From Marshmallow to Nougat: Will Your Phone Make The Jump?

Hint: You’re not going to like the answer.

 
From Marshmallow to Nougat: Will Your Phone Make The Jump?

It’s July. July means a lot of things, not least of which is the big reveal, on Google’s part, of the name of the next version of Android. This time, it’s Nougat and happy as we are with Marshmallow, N is for Nougat, is for New is for Need It Now!

So, the next big question for all us Android users: when will I get the update?

Unfortunately, N is also for Never. Well, probably never.

Unless you’ve got a recent Nexus, or a high-end Android phone, it’s unlikely that you’ll avail of the new version of the OS. Even now, only about 10 per cent of all Android phones have Marshmallow, and a good chunk of those were launched with the then-latest update pre-loaded. Only a handful of phones already operational actually received the Android M update, and those were largely high-end devices at the time- now they’d be mid-range at best.

Google is mainly concerned with the Android update reaching the Nexus phones. The responsibility of making sure that the update reaches all Android phones lies with the phone companies, who have their own agendas regarding the pushing out or withholding of updates.

To begin with, there are just too many Android phones around. Samsung, the world's most prolific Android phone manufacturers, has at least 15 different models. Ditto for other companies, even India-based companies like Lava and Micromax fall in the same category. These companies simply don't have the resources to modify the latest Android update to suit each of these phones. There are companies that do- Xiaomi, for example- but the process is time consuming and further delays the reach of the product to the customer.

Second, even if they can undertake the modification, many companies don't want to because withholding the update makes it easier to sell a new phone with the latest Android.
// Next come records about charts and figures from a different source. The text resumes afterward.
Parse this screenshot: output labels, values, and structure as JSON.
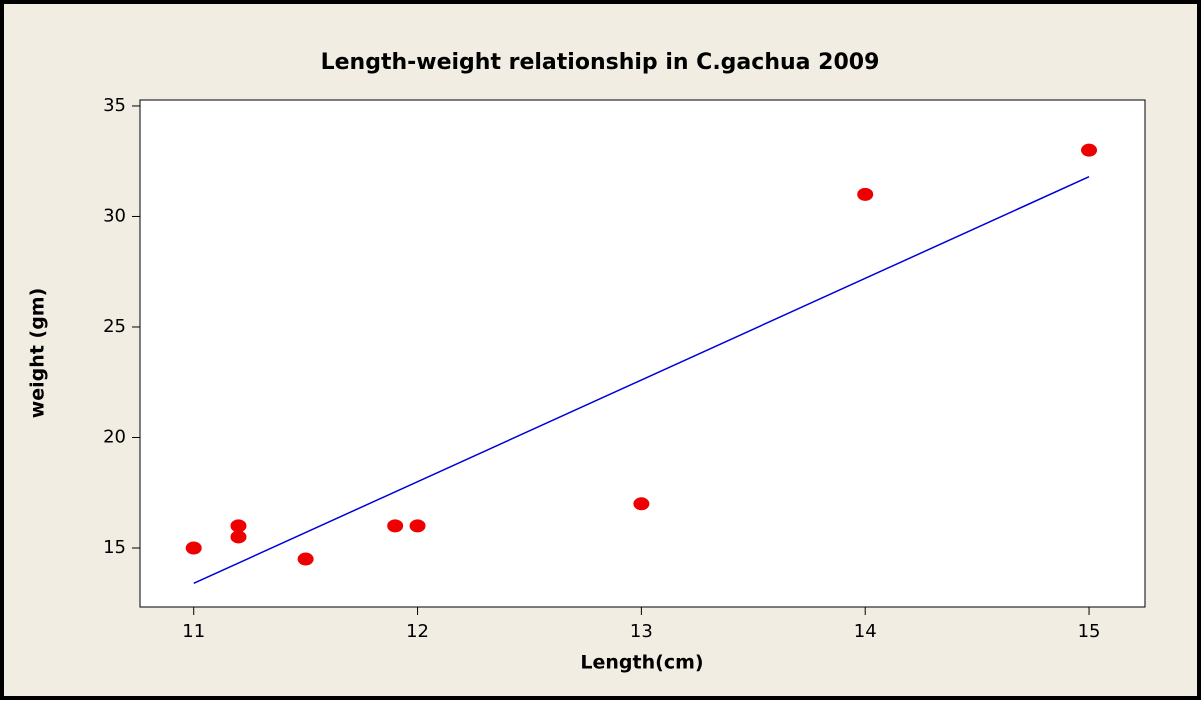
{
  "chart_data": {
    "type": "scatter",
    "title": "Length-weight relationship in C.gachua 2009",
    "xlabel": "Length(cm)",
    "ylabel": "weight (gm)",
    "series": [
      {
        "name": null,
        "color": "#ee0000",
        "x": [
          11,
          11.2,
          11.2,
          11.5,
          11.9,
          12,
          13,
          14,
          15
        ],
        "values": [
          15,
          16,
          15.5,
          14.5,
          16,
          16,
          17,
          31,
          33
        ]
      }
    ],
    "fit": {
      "color": "#0000dd",
      "x": [
        11,
        15
      ],
      "values": [
        13.4,
        31.8
      ]
    },
    "xlim": [
      10.76,
      15.25
    ],
    "xticks": [
      11,
      12,
      13,
      14,
      15
    ],
    "ylim": [
      12.33,
      35.27
    ],
    "yticks": [
      15,
      20,
      25,
      30,
      35
    ],
    "grid": false
  }
}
Alternatively, they view the update as being a differentiating factor between the their high-end models and the rest. Samsung and HTC do put in the effort to bring the latest Android update to certain premium phones, but not to their mid-range and entry-level devices.

Many customers tend not to update their phones regularly, or to consider having the latest OS version as a necessary feature while buying a new phone. On one memorable occasion, Samsung partnered with Dominos and offered a 20 per cent discount on pizza if they updated their phones, just so that they’d update.
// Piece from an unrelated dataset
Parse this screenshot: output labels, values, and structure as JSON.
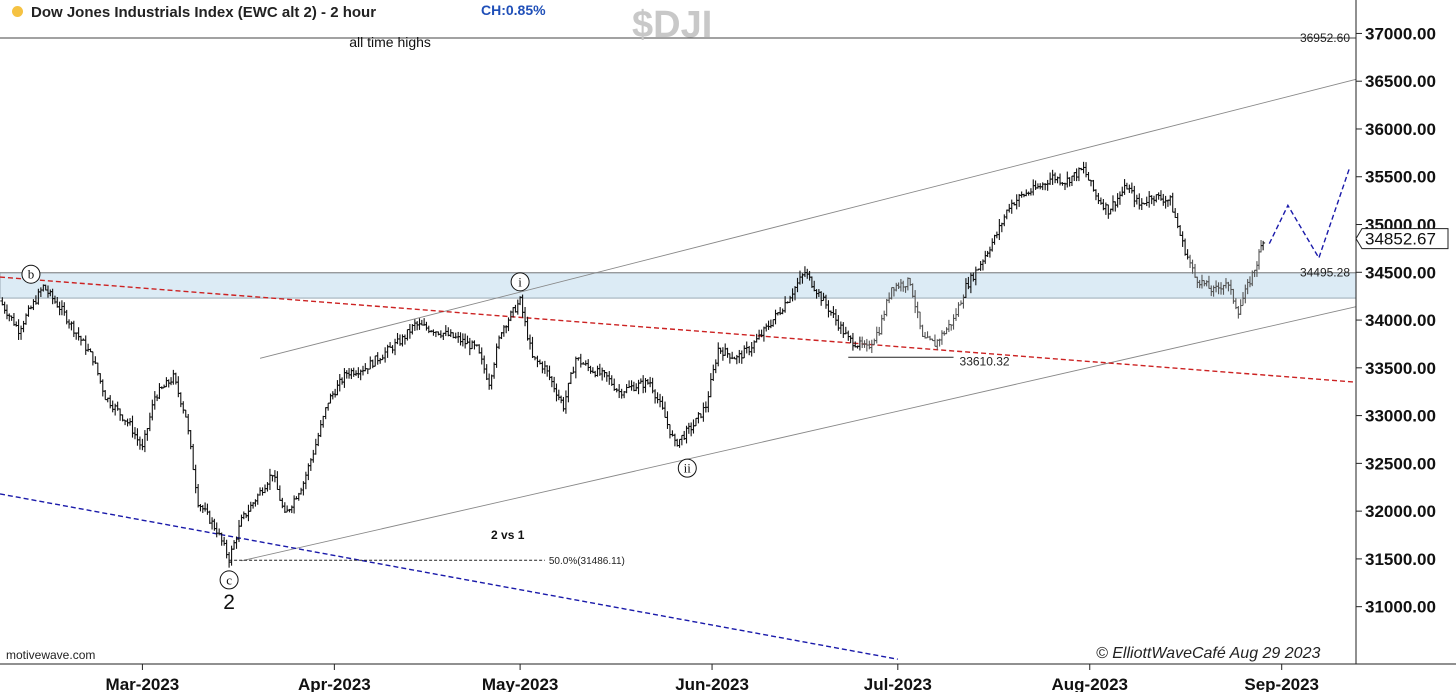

Neither has Google, from the very beginning, bothered to emphasise that the Android update should not be taken for granted. The company does not support its own Nexus phones the way Apple does the iPhone. It only supports every Nexus phone for 18 months after release, and chances are that this time, even the Nexus 5 may not get Nougat.

So what can the ordinary customer, a person like you and me, do?  For one, the next time we buy a phone, we need to find out whether that phone will receive the next Android update or not. Most Nexus devices and the new Moto phones always receive the updates, at least for 12 to 24 months. High-end phones like the Samsung Galaxy S7 and the HTC One A9 also get them. Anything else you can’t be sure of.

So even if you fall in love with a phone’s design, camera, or any other feature, think long-term: will it get the next Android update? If yes, it’s a go. If not… well, as we said, there are tons of Android phones out there.